In drei Wochen soll in der Ukraine eine neue Regierung gewählt werden. Aber nein, es soll lediglich dem Rechtsputschisten-Regime von US-Gnaden ein demokratisches Mäntelchen umgehängt werden. Andernfalls wäre es nämlich vollkommen unmöglich, Angesichts der Bürgerkriegsverhältnisse im Land, an dem Wahltermin festzuhalten und auch nur den Schein von demokratischen Wahlen wahren zu wollen.

Es gibt kein geordnetes procedere, keine sicheren Wahllokale im ganzen Land, keine Bereitschaft von großen Teilen der Bevölkerung an Wahlen unter diesen Umständen überhaupt teilzunehmen.

Die Sicherheit der Wähler und der Wahlhelfer ist nicht gewährleistet und die angebotenen Kandidaten reflektieren nicht im Ansatz den Querschnitt der Bevölkerung der Ukraine.

Wahlbeeinflussung und somit Wahlbetrug sind unter diesen Umständen nicht nur nicht auszuschließen, sondern geradezu in hohem Maße  wahrscheinlich!

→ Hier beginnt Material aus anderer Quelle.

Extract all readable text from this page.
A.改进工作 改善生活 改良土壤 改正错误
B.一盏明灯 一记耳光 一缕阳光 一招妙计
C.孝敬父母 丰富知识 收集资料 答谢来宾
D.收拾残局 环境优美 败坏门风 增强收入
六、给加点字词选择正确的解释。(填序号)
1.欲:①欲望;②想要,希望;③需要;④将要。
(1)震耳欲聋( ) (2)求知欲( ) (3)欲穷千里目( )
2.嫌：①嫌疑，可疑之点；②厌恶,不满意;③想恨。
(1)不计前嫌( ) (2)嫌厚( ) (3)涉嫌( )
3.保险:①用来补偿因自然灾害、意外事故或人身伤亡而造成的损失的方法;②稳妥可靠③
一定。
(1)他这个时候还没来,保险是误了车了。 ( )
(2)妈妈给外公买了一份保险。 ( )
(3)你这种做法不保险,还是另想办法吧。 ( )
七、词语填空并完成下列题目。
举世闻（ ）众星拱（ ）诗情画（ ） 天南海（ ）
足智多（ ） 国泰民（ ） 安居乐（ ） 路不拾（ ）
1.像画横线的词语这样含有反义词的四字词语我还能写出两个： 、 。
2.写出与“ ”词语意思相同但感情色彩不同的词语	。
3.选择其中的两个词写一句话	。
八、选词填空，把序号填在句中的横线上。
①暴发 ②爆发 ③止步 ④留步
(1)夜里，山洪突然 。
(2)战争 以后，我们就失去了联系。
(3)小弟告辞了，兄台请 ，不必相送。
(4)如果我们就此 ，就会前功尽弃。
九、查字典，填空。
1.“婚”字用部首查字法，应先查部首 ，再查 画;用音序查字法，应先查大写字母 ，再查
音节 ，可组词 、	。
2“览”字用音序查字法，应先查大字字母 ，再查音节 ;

Wie könnte die Reihenfolge aussehen?

1. Beteiligung aller Regionen sichern durch Verfassungsänderung.
2. Entsprechende Kandidaten anbieten.
3. Sicherheit und Ordnung des Wahlablaufes gewährleisten.
4. Wählen!

Bis Ende Mai sind diese Schritte nicht im Ansatz zu gewährleisten, deshalb:

DIE WAHLEN VERSCHIEBEN (um mindestens 6 Monate, auf Oktober)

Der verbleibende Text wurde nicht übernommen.